Between 2018 and 2023, 478 manufacturing companies have suffered a ransomware attack, leading to a loss of approximately $46.2 billion in downtime alone.
Serious cyber incidents affecting manufacturing companies can lead to significant disruptions to production lines. As a result, customer orders can be left unfulfilled and day-to-day operations come to a standstill.
Comparitech recently analysed how widespread these types of attacks on the manufacturing sector are to find out their true cost. Using their worldwide ransomware tracker, the Comparitech team searched for reports on the amount of downtime caused, how much data was stolen, how much the ransom demands were, and whether or not these ransom demands were met.
Between 2018 to July 2023 there were:
- 478 confirmed ransomware attacks on manufacturing companies.
- More than 7.5 million individual records were breached as a result of these attacks–at least.
- Ransom demands were found to be between $5,000 and $50 million.
- Hackers demanded an average of $11.2 million. Approximately $5.5 billion in ransom has been demanded in total.
- Only four companies are known to have paid the ransom but many organisations will withhold this information in fear it makes them more vulnerable to these attacks. A confirmed $750,000 was paid across two of these attacks.

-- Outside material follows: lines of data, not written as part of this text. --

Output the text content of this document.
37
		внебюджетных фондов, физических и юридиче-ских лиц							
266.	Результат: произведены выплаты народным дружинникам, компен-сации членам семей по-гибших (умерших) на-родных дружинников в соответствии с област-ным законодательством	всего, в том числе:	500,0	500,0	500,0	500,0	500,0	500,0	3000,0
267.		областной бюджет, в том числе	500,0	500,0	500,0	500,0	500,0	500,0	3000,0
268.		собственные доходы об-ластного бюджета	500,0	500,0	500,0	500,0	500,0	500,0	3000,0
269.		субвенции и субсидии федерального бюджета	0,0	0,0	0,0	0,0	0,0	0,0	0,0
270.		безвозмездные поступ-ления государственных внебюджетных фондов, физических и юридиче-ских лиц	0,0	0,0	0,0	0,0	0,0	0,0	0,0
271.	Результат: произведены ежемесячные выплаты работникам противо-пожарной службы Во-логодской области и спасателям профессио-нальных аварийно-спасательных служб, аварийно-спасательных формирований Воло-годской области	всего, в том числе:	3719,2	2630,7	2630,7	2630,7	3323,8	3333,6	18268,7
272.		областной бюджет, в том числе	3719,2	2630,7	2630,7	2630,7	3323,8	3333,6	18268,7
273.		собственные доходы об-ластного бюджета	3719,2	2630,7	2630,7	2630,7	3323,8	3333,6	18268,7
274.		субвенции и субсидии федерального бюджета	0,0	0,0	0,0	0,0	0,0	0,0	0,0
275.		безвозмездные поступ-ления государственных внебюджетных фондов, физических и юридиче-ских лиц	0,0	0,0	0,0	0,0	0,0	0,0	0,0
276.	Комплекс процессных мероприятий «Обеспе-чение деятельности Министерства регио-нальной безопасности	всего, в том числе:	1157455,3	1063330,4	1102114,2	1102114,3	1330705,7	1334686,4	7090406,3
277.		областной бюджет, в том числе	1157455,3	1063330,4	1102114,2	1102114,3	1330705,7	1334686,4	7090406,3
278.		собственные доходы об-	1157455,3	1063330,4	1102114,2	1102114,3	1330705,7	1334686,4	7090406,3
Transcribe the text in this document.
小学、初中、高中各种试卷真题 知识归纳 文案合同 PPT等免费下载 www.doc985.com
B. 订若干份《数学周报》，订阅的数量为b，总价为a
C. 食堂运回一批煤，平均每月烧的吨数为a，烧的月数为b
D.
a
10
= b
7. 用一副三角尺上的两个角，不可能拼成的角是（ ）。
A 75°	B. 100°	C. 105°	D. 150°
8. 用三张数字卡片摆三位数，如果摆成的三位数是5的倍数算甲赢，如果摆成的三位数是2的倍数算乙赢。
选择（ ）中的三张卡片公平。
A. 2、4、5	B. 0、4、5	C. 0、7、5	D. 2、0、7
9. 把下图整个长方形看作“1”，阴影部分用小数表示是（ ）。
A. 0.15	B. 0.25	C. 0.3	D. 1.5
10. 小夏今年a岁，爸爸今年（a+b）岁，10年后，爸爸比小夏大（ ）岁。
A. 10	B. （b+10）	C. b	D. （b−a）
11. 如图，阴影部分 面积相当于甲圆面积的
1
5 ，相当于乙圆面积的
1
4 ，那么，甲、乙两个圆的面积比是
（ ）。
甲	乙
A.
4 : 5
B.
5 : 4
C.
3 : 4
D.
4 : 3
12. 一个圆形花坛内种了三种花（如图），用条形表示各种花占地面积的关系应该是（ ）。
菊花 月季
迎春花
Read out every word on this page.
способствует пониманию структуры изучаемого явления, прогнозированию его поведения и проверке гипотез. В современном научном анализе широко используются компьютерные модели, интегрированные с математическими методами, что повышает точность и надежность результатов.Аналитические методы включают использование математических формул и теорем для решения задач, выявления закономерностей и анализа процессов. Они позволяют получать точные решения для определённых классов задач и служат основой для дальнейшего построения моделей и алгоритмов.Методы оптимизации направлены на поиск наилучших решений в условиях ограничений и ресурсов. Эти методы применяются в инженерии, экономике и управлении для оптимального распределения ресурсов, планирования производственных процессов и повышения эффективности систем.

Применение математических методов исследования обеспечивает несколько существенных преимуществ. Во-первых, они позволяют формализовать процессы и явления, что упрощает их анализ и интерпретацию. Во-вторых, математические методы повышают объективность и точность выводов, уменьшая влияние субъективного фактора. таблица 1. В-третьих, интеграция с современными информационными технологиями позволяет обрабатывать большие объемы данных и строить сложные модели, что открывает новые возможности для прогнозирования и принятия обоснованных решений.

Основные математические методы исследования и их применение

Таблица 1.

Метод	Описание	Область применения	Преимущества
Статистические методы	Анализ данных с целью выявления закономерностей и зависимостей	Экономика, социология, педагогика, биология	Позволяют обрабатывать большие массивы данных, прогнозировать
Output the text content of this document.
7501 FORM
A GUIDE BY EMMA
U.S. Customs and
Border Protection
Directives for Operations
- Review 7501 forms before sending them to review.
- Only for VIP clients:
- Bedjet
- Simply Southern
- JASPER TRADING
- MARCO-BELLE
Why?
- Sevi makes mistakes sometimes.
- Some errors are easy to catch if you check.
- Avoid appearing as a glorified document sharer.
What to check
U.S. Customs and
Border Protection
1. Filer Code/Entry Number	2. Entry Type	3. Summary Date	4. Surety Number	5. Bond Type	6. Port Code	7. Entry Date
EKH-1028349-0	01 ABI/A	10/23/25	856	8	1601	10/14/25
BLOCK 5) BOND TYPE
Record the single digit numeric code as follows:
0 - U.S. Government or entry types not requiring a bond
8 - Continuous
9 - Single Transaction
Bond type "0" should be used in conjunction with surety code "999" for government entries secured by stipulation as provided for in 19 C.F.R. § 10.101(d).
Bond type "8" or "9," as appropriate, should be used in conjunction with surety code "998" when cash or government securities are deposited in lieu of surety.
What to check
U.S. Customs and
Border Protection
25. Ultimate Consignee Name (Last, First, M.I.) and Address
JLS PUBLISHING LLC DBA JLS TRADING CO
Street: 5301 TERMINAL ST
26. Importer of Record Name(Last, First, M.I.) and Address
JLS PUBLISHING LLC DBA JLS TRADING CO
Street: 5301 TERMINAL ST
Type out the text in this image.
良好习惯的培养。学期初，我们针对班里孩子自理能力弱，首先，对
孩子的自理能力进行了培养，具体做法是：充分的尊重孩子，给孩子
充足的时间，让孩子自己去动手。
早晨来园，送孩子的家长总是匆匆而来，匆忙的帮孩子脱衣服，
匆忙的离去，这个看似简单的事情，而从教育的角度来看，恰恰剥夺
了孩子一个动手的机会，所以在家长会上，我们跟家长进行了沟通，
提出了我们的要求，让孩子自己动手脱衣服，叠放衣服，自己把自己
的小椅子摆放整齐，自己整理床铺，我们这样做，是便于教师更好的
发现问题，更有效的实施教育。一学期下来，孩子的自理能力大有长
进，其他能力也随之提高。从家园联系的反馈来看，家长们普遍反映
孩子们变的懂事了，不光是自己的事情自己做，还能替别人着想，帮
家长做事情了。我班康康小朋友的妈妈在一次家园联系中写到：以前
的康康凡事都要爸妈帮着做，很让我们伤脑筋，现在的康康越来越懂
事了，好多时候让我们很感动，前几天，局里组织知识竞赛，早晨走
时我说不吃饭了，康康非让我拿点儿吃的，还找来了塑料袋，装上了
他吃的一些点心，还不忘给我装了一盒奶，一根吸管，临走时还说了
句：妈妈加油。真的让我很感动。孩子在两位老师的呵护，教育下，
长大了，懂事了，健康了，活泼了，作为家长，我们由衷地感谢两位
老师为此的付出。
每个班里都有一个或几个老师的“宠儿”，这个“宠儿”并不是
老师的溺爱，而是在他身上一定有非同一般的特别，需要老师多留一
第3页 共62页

- Downtime varied from several hours to 76 days.
- Manufacturers within the transportation/automotive sector saw the highest number of attacks (92), closely followed by electronics/appliances manufacturers (80).
- Egregor and Conti were the most dominant strains of ransomware in 2020 and 2021 (respectively) with LockBit dominating in 2022 and 2023 (so far).
Ultimately, these numbers show yet another example as to why manufacturers are so susceptible to attacks and why they must better secure themselves.